人工智能(AI)在医疗保健领域的应用日益广泛。在此,基于人工智能的聊天机器人系统可充当自动化对话代理,能够促进健康、提供教育并可能促使行为改变。为预测其应用情况,有必要探究使用健康聊天机器人的动机;然而,迄今为止,很少有研究探讨其可接受性。本研究旨在探究参与者与人工智能主导的健康聊天机器人互动的意愿。

方法

该研究纳入了半结构化访谈(N = 29),这些访谈为通过社交媒体进行宣传的在线调查(N = 216)的开展提供了信息。访谈进行了录音,逐字转录并进行了主题分析。一项包含24个项目的调查探讨了人口统计学和态度变量,包括可接受性和感知效用。使用具有单个分类预测变量的二元回归分析定量数据。

结果

确定了三个广泛的主题:“对聊天机器人的理解”、“对人工智能的犹豫”和“使用健康聊天机器人的动机”,概述了对准确性、网络安全以及人工智能主导服务缺乏同理心的担忧。
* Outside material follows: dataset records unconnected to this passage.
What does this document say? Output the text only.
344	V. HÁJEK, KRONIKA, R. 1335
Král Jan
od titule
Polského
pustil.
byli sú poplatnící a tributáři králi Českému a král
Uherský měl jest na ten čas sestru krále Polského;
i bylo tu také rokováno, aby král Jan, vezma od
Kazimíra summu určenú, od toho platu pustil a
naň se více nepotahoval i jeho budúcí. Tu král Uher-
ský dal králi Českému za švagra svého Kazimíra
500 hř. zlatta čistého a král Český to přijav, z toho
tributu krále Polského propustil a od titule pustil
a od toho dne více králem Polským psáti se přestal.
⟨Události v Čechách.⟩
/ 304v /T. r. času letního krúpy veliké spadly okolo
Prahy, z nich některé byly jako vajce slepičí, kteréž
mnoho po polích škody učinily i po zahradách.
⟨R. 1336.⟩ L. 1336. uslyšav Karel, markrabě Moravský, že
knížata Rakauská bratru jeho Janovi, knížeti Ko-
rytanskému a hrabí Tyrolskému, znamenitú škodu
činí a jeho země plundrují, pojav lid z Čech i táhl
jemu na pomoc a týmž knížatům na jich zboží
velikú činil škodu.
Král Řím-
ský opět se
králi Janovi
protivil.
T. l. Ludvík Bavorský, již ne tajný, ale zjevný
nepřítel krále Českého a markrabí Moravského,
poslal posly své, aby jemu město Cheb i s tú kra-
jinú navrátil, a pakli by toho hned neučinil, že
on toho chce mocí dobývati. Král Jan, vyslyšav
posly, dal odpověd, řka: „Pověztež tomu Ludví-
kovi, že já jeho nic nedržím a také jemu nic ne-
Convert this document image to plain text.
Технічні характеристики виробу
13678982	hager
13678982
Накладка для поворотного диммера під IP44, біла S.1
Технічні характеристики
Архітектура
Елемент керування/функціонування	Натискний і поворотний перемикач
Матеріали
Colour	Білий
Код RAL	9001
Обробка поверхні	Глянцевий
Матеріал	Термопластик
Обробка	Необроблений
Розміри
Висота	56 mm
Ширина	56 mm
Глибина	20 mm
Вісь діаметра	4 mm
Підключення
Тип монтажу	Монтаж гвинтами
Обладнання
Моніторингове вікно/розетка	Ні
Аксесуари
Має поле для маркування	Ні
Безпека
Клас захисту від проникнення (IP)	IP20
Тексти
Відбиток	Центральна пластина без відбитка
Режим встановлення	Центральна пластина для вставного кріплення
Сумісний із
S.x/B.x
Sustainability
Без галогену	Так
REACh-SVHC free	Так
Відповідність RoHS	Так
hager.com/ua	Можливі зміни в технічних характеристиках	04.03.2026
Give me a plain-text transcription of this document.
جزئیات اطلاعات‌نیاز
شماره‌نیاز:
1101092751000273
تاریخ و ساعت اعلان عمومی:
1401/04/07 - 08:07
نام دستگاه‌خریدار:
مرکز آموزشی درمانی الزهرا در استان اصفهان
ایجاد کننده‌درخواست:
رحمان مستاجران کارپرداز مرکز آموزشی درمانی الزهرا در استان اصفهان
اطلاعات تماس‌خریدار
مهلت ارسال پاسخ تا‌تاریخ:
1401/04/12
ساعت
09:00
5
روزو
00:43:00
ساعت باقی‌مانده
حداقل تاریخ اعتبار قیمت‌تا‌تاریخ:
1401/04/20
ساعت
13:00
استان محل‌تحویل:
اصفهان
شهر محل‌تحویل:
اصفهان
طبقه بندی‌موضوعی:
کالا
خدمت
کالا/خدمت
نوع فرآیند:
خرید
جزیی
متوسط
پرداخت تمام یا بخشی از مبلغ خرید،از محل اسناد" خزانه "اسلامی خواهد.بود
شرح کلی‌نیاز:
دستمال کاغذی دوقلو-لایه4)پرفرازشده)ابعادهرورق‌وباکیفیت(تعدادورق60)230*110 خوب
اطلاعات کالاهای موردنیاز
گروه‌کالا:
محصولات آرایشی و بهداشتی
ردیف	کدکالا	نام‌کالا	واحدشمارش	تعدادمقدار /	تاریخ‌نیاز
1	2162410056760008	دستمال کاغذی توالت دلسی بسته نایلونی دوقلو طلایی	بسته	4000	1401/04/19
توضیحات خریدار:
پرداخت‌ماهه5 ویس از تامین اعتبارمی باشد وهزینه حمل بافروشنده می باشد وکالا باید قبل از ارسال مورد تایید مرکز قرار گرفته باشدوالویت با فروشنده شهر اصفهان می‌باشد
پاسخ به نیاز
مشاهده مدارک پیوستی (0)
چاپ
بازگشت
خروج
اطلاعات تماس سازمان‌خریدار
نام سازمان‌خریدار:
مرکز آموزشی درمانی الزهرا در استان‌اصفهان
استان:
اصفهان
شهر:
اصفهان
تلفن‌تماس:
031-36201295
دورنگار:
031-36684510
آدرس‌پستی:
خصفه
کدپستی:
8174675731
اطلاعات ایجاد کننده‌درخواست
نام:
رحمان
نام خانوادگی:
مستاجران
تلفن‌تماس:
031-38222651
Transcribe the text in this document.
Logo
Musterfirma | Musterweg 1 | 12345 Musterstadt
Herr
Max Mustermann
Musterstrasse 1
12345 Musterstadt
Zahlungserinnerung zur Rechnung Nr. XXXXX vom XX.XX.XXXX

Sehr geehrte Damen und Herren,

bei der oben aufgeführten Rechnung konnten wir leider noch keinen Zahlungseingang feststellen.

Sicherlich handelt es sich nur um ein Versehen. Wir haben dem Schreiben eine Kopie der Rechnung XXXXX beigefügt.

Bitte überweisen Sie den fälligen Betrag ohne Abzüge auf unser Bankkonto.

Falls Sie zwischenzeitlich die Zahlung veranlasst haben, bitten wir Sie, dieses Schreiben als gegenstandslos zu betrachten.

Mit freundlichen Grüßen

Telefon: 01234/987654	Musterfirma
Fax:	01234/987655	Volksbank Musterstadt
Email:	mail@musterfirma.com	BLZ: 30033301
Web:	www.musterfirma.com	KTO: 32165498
调查显示出中等程度的可接受性(67%),与较差的信息技术技能感知呈负相关(OR = 0.32 [CI:0.13 - 0.78])以及与不喜欢与计算机交谈呈负相关(OR = 0.77 [CI:0.60 - 0.99]),同时与感知效用呈正相关(OR = 5.10 [CI:3.08 - 8.4]))、积极态度呈正相关(OR = 2.71 [CI:1.77 - 4.16])以及与感知可信度呈正相关(OR = 1.92 [CI:1.13 - 3.25])。

结论

大多数互联网用户愿意使用健康聊天机器人,尽管对这项技术的犹豫可能会影响参与度。专注于人工智能主导的健康聊天机器人的干预设计者需要采用以用户为中心且基于理论的方法,解决患者的担忧并优化用户体验,以实现最佳的应用和利用效果。在开发和评估健康聊天机器人的有效性时,需要考虑患者的观点、动机和能力。